« Je tiens à rappeler que cette annonce de N.Sarkozy de relever de 30 % les droits à construire, au regard de l’insuffisance de production de logements, souligné par le 17ième rapport de la Fondation Abbé Pierre, a été présentée pour relancer la construction, répondre à la demande attendue de logement et mettre un terme à la spéculation foncière et immobilière ; ce qui est loin d’être le cas. Cette règle, il faut le dire, ne constitue pas une contrainte pour les élus qui refusent de construire du logement social, elle n’est nullement imposée et ne renforce pas la loi Solidarité Renouvellement Urbanisme (SRU) ; d’ailleurs par délibération du CM il est possible de déroger à cette mesure, c’est d’ailleurs ce que nous allons faire en quelque sorte. Et j’approuve la délibération soumise aux élus qui propose de prendre les mesures nécessaires pour déroger à cette disposition. Pourquoi ?

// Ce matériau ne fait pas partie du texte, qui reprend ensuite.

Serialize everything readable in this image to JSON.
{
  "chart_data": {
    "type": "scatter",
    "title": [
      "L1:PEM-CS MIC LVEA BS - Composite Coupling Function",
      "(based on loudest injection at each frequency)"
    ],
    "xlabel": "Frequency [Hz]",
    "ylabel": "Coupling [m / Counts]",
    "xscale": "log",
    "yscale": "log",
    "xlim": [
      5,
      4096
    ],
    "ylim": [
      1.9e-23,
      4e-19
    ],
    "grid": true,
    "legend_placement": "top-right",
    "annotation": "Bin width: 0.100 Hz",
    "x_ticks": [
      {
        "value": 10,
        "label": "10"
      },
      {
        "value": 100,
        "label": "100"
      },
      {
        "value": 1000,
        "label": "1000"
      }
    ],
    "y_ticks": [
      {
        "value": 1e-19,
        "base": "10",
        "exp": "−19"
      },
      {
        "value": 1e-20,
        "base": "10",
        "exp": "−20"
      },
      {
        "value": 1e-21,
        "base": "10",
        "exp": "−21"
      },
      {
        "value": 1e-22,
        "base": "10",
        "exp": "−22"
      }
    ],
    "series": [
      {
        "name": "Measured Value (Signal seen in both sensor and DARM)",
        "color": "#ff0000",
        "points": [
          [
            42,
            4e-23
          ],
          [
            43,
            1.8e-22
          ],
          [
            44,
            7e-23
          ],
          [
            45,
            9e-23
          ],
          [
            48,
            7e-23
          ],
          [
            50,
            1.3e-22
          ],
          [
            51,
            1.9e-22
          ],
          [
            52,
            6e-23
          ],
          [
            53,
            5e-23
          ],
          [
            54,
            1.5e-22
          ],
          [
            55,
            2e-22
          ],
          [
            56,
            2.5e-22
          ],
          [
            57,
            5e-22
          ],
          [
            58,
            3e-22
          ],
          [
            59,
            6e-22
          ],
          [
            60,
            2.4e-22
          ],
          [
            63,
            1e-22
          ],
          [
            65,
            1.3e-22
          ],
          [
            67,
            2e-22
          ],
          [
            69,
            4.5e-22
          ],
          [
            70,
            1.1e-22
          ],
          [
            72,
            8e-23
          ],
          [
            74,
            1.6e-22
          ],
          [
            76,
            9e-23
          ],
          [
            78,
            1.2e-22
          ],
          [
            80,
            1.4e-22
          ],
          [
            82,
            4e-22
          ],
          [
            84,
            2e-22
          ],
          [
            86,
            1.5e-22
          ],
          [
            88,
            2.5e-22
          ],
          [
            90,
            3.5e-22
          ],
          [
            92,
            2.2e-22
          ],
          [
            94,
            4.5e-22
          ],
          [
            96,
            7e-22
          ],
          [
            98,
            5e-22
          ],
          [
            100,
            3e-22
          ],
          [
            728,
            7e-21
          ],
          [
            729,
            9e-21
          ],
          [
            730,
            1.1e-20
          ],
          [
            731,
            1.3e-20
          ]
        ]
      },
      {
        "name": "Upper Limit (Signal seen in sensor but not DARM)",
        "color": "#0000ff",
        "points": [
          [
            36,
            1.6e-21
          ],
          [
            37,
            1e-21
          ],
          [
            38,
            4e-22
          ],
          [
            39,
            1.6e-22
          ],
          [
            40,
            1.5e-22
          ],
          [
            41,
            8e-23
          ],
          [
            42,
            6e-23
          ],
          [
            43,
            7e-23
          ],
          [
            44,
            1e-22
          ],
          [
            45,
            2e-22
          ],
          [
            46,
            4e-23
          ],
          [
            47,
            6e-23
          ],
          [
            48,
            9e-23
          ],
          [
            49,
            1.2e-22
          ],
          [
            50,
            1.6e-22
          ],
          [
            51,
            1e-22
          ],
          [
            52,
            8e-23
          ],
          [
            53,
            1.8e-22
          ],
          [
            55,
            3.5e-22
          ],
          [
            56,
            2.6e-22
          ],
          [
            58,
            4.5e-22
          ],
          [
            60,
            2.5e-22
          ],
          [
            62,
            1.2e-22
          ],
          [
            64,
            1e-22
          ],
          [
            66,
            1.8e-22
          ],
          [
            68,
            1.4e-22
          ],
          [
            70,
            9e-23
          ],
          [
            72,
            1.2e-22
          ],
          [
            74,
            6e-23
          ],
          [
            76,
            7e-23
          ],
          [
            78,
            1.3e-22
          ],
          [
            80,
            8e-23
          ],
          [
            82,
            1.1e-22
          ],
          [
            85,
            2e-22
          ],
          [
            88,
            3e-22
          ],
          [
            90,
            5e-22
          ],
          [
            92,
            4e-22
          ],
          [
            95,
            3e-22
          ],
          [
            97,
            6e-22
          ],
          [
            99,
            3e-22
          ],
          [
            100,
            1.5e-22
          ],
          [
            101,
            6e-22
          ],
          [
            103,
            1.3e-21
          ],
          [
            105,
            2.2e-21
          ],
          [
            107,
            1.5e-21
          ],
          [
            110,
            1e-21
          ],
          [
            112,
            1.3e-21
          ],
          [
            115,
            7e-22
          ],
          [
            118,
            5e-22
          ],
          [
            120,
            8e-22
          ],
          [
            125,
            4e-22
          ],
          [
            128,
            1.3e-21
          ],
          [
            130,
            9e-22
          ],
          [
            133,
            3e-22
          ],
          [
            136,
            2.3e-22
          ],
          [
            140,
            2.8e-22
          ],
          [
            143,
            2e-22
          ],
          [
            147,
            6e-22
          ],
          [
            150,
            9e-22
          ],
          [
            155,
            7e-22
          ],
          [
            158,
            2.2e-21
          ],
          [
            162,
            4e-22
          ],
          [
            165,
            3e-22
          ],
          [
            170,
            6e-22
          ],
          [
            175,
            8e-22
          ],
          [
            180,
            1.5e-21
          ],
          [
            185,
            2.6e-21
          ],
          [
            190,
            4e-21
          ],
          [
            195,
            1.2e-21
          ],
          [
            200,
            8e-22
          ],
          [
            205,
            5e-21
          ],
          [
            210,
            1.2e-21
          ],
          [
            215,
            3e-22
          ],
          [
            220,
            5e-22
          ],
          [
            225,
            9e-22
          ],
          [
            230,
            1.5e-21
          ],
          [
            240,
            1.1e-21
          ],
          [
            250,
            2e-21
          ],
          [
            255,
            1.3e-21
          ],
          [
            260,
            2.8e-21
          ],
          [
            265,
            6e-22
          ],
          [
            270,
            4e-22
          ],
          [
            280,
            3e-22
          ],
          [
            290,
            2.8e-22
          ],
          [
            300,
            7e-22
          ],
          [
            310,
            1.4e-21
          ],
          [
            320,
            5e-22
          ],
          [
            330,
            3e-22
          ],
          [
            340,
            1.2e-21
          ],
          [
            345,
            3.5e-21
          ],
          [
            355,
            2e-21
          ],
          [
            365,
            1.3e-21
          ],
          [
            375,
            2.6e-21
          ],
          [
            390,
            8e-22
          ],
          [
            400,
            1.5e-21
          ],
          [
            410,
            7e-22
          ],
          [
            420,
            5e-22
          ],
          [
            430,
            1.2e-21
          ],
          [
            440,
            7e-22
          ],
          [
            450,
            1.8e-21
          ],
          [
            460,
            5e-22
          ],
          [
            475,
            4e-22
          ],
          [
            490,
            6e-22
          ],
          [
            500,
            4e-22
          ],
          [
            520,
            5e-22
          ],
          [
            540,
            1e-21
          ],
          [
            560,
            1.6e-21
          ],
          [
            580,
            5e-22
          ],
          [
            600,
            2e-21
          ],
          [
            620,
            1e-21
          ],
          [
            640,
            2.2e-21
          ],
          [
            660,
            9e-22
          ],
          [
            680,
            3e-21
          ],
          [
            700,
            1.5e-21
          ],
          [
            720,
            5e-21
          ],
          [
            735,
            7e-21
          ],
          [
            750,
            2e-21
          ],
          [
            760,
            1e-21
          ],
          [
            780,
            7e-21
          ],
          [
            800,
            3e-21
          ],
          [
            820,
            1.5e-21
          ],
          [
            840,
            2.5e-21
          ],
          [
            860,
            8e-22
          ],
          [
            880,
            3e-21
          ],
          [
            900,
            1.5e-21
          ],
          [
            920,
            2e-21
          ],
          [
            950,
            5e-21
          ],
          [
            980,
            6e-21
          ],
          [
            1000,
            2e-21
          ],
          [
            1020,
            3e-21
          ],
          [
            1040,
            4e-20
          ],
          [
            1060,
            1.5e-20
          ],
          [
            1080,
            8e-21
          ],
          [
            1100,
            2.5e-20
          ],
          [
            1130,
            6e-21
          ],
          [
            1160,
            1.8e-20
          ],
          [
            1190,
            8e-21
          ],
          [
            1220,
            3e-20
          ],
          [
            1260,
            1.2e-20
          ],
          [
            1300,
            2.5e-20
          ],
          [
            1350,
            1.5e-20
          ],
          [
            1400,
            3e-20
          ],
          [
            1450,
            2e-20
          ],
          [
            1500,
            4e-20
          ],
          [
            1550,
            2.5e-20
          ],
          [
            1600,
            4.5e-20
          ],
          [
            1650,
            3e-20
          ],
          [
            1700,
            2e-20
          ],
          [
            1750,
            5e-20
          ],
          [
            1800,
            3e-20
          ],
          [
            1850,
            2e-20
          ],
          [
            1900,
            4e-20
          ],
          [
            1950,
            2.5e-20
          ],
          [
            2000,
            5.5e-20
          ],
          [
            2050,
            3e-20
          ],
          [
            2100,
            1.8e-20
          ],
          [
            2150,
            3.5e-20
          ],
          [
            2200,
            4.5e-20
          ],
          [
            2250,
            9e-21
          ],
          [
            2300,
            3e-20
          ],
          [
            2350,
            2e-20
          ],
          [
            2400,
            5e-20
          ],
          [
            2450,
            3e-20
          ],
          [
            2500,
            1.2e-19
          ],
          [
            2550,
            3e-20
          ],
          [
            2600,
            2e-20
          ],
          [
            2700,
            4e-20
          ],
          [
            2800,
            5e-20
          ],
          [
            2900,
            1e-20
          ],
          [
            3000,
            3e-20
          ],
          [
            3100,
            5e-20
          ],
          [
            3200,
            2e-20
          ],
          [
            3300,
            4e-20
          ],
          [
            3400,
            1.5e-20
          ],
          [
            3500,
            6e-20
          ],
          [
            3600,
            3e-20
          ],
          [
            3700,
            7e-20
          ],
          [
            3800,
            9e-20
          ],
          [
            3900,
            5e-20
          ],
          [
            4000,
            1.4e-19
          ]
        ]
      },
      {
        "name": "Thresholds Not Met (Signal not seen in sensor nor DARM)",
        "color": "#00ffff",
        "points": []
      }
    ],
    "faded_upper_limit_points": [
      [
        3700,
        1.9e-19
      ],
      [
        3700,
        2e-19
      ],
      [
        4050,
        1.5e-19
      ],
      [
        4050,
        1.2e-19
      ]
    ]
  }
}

Cette règle n’est d’aucune aide pour les élus favorables à la construction de logements accessibles, sociaux ou non. Le besoin ne réside pas dans la fixation et dans l’imposition d’un nouveau ratio mais dans la définition d’une autre politique de la pierre qui s’exprime en faveur d’outils qui bloquent la spéculation des sols et la flambée des prix de la construction et de l’immobilier, et qui se traduit par des subventions substantielles et des prêts bancaires à taux bas sur de longue durée.

Avec cette règle il y a un risque réel de voir les prix du foncier et de la construction croître, et faire in fine l’affaire des seuls promoteurs. En effet elle permet d’augmenter le nombre de m² construits donc vendus. Et qui dit plus de logements sur une parcelle donnée dit foncier plus cher. Sans maîtrise publique le marché mène la danse. En refusant d’adopter cette nouvelle disposition, qui doit être supprimée par le nouveau gouvernement, mais dans l’attente, nous nous attaquons à la spéculation et au logement cher.

Enfin je voudrais dire que la qualité urbaine d’une ville et que l’équilibre de son développement tant du point de vue de la mixité sociale que fonctionnel ne peuvent se réduire à une simple application d’une règle arithmétique pour assurer un vivre ensemble».